A performance of music inspired by Shakespeare
28 January 2016, LSO St Luke's, London
Presented by London Symphony Orchestra

Review by Caroline Martin, MA Shakespeare Studies

Kodály An Ode for Music
Giles Swayne Three Shakespeare Songs
Wood Full fathom five; It was a lover and his lass 
Jaakko Mäntyjärvi
 Four Shakespeare Songs 
Cecilia McDowall 
When time is broke (world premiere)

Paul Mealor Let Fall the Windows of Mine Eyes
Vaughan Williams Three Shakespeare Songs

DAVID HILL conductor

Following Fiona Talkington’s introduction and a promise that ‘spring [would] be in the air’, conductor David Hill and the BBC Singers begin a performance that, although springy, dares to venture into the darker tones of 20th and 21st century Shakespearean incidental music.  After a triumphant opening with Zoltán Kodály’s ‘An Ode for Music’, remarkable soprano and alto soloists illuminate Giles Swayne’s ‘Three Shakespeare Songs’. 

Hill’s set list flows smoothly between these brighter pieces and more complex Shakespearean moods, which are demonstrated through elements such as the bell-like pulse and sublime chords of Charles Wood’s ‘Full fathom five’ and the darker tones of Jaakko Mäntyjärvi’s Macbeth-inspired composition.  The BBC Singers grin wickedly while listing potion ingredients with eerie, witch-like diction for ‘Double, double, toil and trouble’. 

The Singers’ knowing smirks return again before a surprise encore which Hill prefaces by turning and saying, ‘Shakespeare like you’ve never heard it.’  With a jazzy rendition of ‘A Lover and His Lass,’ the Singers most definitely leave spring in the air.

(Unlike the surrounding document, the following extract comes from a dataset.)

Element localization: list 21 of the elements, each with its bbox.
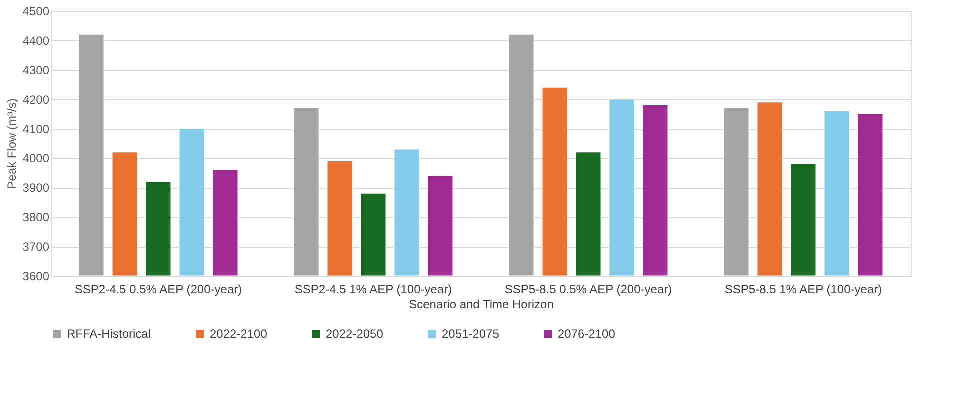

However, before the bebop finish, the audience is rewarded with the most celebratory aspect of the concert: the premiere of Cecilia McDowall’s When Time is Broke.  Her ‘How sour sweet music is’ rhythmically suggests the sort of confused harmony that surely would have been playing in Richard II’s deteriorating mind.  It grows in rhythmic difficulty, at last ending in a melancholic relenting sigh.  The piece which captivated me most of the entire concert is her ‘Give me some music’.  This composition exhibits McDowall’s thorough understanding of Shakespeare’s Beatrice as well as his view that ‘wooing, wedding, and repenting, is as a Scotch jig.’  Beatrice’s wit is sounded in the thrilling influences of Scottish mouth music which eventually softens into a more sombre reflection on what melodically represents Beatrice’s biting façade.

The concert is the finale of a four-part series of BBC Radio 3 Lunchtime Concerts and an amazing contribution to Shakespeeare400.  It can be experienced again when it airs alongside the full series on 29 April.